Минут через двадцать наш самолет занял 10100 метров, еще несколько минут, уже в «горизонте», мы продолжаем разгоняться на номинальном режиме, а затем режим работы двигателей «прибираем» до крейсерского. На «улице» на такой высоте, несмотря на разгар лета, довольно прохладно, - минус 50 градусов. Истинная скорость достигла 840 километров в час. Штурман по СПУ предлагает нам еще немного «прибрать» режим работы, так как путевая скорость у нас возросла до 960 километров в час. Нас подгоняет попутный «ветерок» со скоростью 120 километров в час.
Уменьшаем режим работы еще на 2%, а то с такой путевой скоростью слишком быстро прилетим в Свердловск. Все равно из Свердловска, раньше чем по расписанию, нас никто не выпустит. Спешить нам не куда, и мы действуем по «принципу» товарища Саахова из кинокомедии «Кавказская пленница» : - «...э-э-э нет, торопиться не надо!»
Второй пилот подготавливает и включает продольный канал автопилота и нажимает на пульте автопилота еще и кнопку «КВ» (корректор высоты) Горят зеленые табло «АП боковой», «АП продольный» и «КВ». Теперь самолет летит сам, экипаж только контролирует работу автопилота. Автопилот четко и надежно выдерживает заданные параметры полета. Только штурман иногда подворачивает самолет на нужный курс, и автопилот послушно с небольшим креном выполняет плавные координированные развороты.
Пора приступать к оформлению полетной документации. Второй пилот разложил на коленях загрузочные ведомости и задание на полет, я ему передал «корешок» требования на заправку, сообщил остаток топлива при приемке самолета и время наработки двигателей на земле. Он вносит эти данные в соответствующие разделы полетного задания, записывает количество взрослых пассажиров, детей, багажа, ручной клади, почты и груза, - в соответствии с загрузочными ведомостями. А я в бортжурнале подготавливаю запись в промежуточном аэропорту, - после посадки останется только вписать туда слово «Свердловск» (если вдруг не уйдем на запасной), остаток топлива цифрами и прописью и «замечаний нет» (если таковые не появятся).

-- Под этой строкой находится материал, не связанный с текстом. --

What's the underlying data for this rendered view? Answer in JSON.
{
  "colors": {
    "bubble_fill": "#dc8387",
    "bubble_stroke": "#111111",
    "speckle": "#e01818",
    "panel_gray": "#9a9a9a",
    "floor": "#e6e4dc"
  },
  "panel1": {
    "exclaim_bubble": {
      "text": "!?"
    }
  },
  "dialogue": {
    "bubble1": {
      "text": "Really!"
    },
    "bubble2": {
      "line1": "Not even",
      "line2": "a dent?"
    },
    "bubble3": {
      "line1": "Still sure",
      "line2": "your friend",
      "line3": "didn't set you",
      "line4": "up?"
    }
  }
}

Но, обычно экипажи никогда не пишут замечания в промежуточных аэропортах, только в случаях серьезных неисправностей, с которыми продолжать полет нельзя. Для тех, кто не знаком с авиацией близко, хочу сказать, что в руководстве по летной эксплуатации (РЛЭ) есть специальный перечень неисправностей, с которыми разрешено продолжать полет до базового аэропорта.
Заполнив бортжурнал, я беру «Справку учета наработки самолета и двигателей за рейс», которую мне выдают при приемке самолета на каждый рейс, и заношу туда все параметры работы двигателей на эшелоне. Там я указываю так же высоту полета, температуру наружного воздуха и время работы двигателей на земле, на взлетном и номинальном режимах. Кроме этого, параметры и наработку ВСУ. А после посадки в Свердловске, я еще допишу туда время в полете на этом участке. И так будет на каждом участке рейса. Эти записи используются для учета наработки и остатка межремонтного и общего ресурса самолета и двигателей, а так же для диагностики работы самолета и двигателей, - с целью выявления на ранних этапах возможных неисправностей или отказов...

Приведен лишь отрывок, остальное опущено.